Selain memprotes keberadaan grab yang saat ini telah beroperasi dengan bebas meski tak memiliki izin resmi, perwakilan supir angkot ini juga membawa tuntutan khusus sebagaimana yang disampaikan oleh Juli Hermansyah, salah satu perwakilan dari supir angkot putih.

“Kami ingin meminta keadilan dari Pemda Kota, kami ingin Pemda Kota Bengkulu memperhatikan nasib kami,” ujarnya.

Adapun tuntutan dari para sopir angkot tersebut adalah :
1. Menuntut Pemerintah atau pihak terkait dalam hal ini Dinas Perhubungan untuk menertibkan angkutan pedesaan yang membawa penumpang masuk kota dan menuntut agar terminal Betungan difungsikan kembali.

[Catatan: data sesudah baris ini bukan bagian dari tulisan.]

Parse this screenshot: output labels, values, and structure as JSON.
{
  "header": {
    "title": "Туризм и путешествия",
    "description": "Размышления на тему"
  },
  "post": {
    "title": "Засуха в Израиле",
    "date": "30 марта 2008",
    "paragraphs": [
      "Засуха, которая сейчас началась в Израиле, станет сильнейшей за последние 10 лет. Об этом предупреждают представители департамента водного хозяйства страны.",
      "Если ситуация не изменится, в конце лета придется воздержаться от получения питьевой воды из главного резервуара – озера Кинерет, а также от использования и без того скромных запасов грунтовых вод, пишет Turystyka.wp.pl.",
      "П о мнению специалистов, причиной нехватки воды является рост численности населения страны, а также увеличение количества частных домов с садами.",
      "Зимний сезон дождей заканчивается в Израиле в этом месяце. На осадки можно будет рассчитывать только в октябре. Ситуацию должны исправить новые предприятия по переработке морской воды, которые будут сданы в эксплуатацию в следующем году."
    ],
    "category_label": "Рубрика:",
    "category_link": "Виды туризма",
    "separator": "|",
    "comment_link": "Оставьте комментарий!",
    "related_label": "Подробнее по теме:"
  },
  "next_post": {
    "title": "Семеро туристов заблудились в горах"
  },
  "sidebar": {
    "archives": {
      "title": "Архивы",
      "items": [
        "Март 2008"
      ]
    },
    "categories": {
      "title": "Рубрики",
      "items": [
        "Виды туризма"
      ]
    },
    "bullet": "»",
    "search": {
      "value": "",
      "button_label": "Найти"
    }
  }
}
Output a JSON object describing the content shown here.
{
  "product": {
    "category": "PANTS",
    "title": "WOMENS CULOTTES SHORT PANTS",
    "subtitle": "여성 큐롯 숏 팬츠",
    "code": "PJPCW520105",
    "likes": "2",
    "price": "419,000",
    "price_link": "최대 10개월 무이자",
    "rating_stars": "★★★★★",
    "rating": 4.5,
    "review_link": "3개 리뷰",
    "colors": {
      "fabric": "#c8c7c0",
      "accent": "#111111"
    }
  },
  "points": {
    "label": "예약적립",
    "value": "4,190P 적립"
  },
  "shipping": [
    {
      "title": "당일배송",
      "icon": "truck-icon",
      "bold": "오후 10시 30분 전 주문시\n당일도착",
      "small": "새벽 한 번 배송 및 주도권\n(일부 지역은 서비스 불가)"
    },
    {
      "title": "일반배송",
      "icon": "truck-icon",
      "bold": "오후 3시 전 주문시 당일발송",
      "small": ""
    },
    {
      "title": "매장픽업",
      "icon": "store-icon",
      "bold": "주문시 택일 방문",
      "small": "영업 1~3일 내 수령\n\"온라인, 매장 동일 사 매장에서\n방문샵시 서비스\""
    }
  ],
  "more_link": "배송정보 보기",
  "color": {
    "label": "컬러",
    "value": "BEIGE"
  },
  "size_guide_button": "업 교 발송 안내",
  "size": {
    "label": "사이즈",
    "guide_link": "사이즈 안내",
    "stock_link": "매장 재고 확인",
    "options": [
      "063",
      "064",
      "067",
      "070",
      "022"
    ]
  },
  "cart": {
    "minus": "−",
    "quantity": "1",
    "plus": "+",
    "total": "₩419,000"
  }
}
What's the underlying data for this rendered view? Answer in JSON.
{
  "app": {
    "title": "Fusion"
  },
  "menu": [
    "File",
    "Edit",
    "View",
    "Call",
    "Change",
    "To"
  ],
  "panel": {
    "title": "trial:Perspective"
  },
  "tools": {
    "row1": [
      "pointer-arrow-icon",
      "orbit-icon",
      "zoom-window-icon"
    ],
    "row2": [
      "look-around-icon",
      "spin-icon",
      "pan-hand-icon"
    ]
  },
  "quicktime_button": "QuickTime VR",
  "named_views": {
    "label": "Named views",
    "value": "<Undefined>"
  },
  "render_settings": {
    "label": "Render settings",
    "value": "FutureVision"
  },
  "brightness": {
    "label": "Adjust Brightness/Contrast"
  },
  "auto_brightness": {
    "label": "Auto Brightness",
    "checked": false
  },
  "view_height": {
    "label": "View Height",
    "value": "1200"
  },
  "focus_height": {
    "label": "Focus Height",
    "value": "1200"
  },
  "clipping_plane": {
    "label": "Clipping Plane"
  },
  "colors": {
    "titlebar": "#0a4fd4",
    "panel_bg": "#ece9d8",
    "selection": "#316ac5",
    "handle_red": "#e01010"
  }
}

2. Menuntut Pemerintah atau pihak terkait menertibkan pedagang yang berjualan dijalan masuk terminal Panorama.
3. Menuntut ketegasan Pemerintah atau pihak terkait untuk menertibkan dan menindak mobil pribadi yang mengangkut angkutan umum (angkutan ilegal).
4. Menuntut ketegasan Pemerintah untuk menertibkan dan menindak angkot yang tidak berbadan hukum.
5. Menuntut ketegasan Pemerintah atau pihak terkait untuk tidak pilih kasih dalam pengurusan surat-surat kendaraan.
6. Memohon kepada pihak kepolisian agar membantu mempermudah pengurusan SIM bagi supir angkot.